Suzuki’s V-Strom 1050 has been one of many stalwarts in the Suzuki family of motorcycles. While it’s not a category-defining adventure bike like the BMW R 1250 GS or KTM 1290 Super Adventure, many people love its versatility, reliability, and affordability.
For 2023, Suzuki has brought several updates to the V-Strom 1050 lineup, including two new models: the V-Strom 1050DE and V-Strom 1050DE Adventure. These replace the well-received V-Strom 1050XT and 1050XT Adventure models.
First, The 2023 Suzuki V-Strom 1050 Updates
Before we get into the DE models, first, let’s highlight the changes to the entire V-Strom 1050 range. The big news is all models now receive a six-axis IMU (Inertial Measurement Unit), which was previously only available on the now-outgoing XT models.
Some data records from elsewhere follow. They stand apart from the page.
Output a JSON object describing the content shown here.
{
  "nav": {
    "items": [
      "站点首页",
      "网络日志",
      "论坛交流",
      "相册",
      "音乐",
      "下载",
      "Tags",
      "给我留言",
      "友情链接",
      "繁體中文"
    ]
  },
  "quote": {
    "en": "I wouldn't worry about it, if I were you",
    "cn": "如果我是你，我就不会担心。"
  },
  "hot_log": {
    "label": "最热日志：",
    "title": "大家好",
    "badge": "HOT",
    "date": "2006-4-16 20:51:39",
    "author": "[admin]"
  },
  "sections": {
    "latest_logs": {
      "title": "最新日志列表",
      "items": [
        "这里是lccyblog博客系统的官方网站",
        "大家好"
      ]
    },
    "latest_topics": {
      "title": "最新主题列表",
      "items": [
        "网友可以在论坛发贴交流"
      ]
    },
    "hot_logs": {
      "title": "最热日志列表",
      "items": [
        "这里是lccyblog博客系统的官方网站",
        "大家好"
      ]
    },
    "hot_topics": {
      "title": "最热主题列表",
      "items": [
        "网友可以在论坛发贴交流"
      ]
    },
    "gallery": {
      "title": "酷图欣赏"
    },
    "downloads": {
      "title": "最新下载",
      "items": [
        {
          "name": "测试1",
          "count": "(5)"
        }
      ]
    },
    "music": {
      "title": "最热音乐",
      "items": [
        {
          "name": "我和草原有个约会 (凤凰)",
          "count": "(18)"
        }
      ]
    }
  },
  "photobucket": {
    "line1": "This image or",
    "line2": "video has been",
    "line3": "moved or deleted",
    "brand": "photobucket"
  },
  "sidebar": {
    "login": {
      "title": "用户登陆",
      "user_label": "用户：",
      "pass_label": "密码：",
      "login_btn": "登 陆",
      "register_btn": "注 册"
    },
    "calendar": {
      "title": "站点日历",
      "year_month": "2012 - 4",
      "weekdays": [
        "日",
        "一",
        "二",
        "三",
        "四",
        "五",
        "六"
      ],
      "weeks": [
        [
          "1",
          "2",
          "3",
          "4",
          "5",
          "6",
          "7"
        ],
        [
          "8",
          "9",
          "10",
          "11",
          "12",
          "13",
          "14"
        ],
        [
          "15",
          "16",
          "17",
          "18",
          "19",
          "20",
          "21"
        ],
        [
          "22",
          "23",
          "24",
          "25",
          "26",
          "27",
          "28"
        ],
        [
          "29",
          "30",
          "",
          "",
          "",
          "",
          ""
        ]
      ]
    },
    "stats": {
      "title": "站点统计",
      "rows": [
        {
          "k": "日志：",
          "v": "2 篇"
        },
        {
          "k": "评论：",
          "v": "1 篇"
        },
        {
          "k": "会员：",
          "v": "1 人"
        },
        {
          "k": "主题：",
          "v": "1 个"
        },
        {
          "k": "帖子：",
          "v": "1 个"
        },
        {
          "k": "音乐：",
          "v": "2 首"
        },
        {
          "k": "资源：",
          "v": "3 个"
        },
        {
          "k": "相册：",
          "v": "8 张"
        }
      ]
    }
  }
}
The IMU is paired to Suzuki’s Intelligent Ride System, which is Suzuki’s rider aide suite of electronics that includes ride modes, cornering ABS, traction control, cruise control, and an advanced hill hold control that can adjust brake pressure for hill starts, slopes, and/or load on the motorcycle.
Updated electronics like this require an updated ride-by-wire system, new ABS control unit, new CAN wiring, and a new, more powerful 32-bit Engine Control Module (ECM).
Next, the V-Stroms get a quickshifter for both up- and down-shifts, meaning the clutch is now only used at a stop. There’s a new 5-inch TFT display, adjustable windscreen, 12-volt power adapter, new mirrors, and new LED turn signals and tail lights.
Mechanically, the 1050 V-Twin engine is essentially unchanged except for sodium-filled exhaust valves to help keep temps under control. First and sixth gears are revised inside the transmission for smoother shifting action.
A more durable O-ring chain comes standard, as does an engine bash guard to protect the vital underside of the engine from damage, mainly off-road.
The V-Strom 1050DE
Switching to the DE and DE Adventure models, the first change is to the wheels and tires. The DE versions use wire-spoke wheels (instead of cast wheels on standard V-Stroms), measuring 21 inches in the front and 17 inches in the back. Dunlop supplies the Trailmax Mixtour tires.
There are also physical differences for the DE as well. A new swingarm compared to the standard model adds 10% more torsional rigidity for better off-road control, and at least partially contributes to the DE’s longer wheelbase of 62.8 inches (61.2 inches for the standard model). Other geometry changes include different rake and trail numbers (27.3 degrees vs. 25.4 degree, and 4.96 inches of trail vs 4.33 inches).
Because the DE is focused on adventure riding more than the V-Strom ever has been, suspension settings have also been changed. The 43mm fork and single rear shock now have different spring rates, valving, and even pistons to better suit off-road conditions.
With those changes comes more ground clearance compared to the standard V-Strom 1050 (7.5 inches vs. 6.5) and more suspension travel (6.7 inches of front travel (vs. 6.3) and 6.6 inches of rear travel (vs. 6.3). There’s even a different, wider handlebar by 1.6 inches.
A new Gravel ride mode has been added to the rider aid suite, which presumably allows more rear tire spin-up should you want it. There’s also the ability to turn off rear ABS completely in case you want total control.
Other changes include a three-piece front fender, shorter windscreen, revised side, and center stands, and a fixed 34.6-inch seat height with the seat itself re-shaped to be more comfortable and provide more side grip when standing.
Specific to the DE Adventure version are 37-liter saddlebags made from 1.5mm aluminum for extra toughness, complete with a silver anodized finish. They are keyed with the bike and are said to be completely waterproof, giving your gear shelter should you ride or camp in bad weather.
If history is our guide, the V-Strom 1050 DE and DE Adventure will gain a cult following among die-hard V-Strom fans but will likely be a nice blip on the radar for the overall ADV scene. Nonetheless, Suzuki is dedicating more resources to keeping the aging platform relevant—and capable—in this expanding and competitive ADV market is commendable.
It appears to have the necessary upgrades today’s buyers are looking for, though we wonder if it’ll be enough.
But, as always, its affordable price tag—which, ironically, hasn’t been announced as of this post—will likely keep it relevant in at least a few minds of riders who don’t need all the bells and whistles more expensive European brands have to offer.